We propose a 3D live video system that generates arbitrary viewpoints in real-time based on the ray-space, one of the image-based rendering. With this system, a remote user can freely change the viewpoint, not only according to the captured camera position, but also can synthesize views where a camera is not physical present using the ray-space interpolation. The basic idea of ray-space rendering is collecting and rearranging the partition of simultaneously captured images according to an arbitrarily specified virtual-view. If hundreds of cameras were arranged in significant density, synthesizing a free viewpoint away from the camera baseline require only camera geometric information.
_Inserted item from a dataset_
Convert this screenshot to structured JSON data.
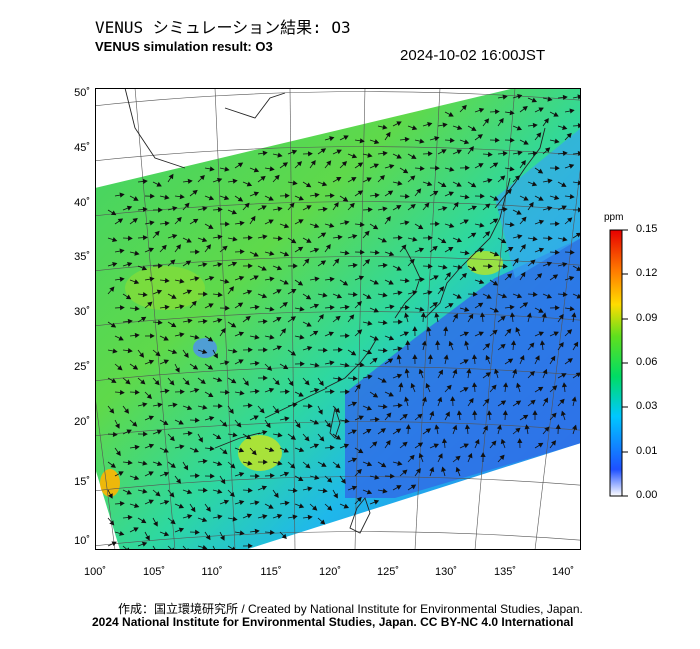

Since we cannot obtain such full information of ray according to plenoptic sampling, arbitrarily view generation necessitate interpolation of slightly missed rays. However, such view interpolation's cost is particularly huge. Therefore, we introduce three novel techniques of view interpolation: first, view centered interpolation framework, second, estimating disparity with smoothing, third, hierarchical searching of correspondences for fast computation. Moreover, we implement the experimental system with those algorithms. This free-view generating system includes sixteen cameras arranged straightforward. All cameras are connected with the consumer computers one by one. Whole the computers connect a server computer via Ethernet categorized star network. This system carries out four processes in real time: capture images, correct position of cameras with projective transformation, interpolate images on baseline, rendering arbitrary viewpoint.
The experimental result shows that this system is rendering arbitrary viewpoint at 12fps (frames per second) set image resolution set to "320x240". We succeeded in synthesizing highly photo-realistic images.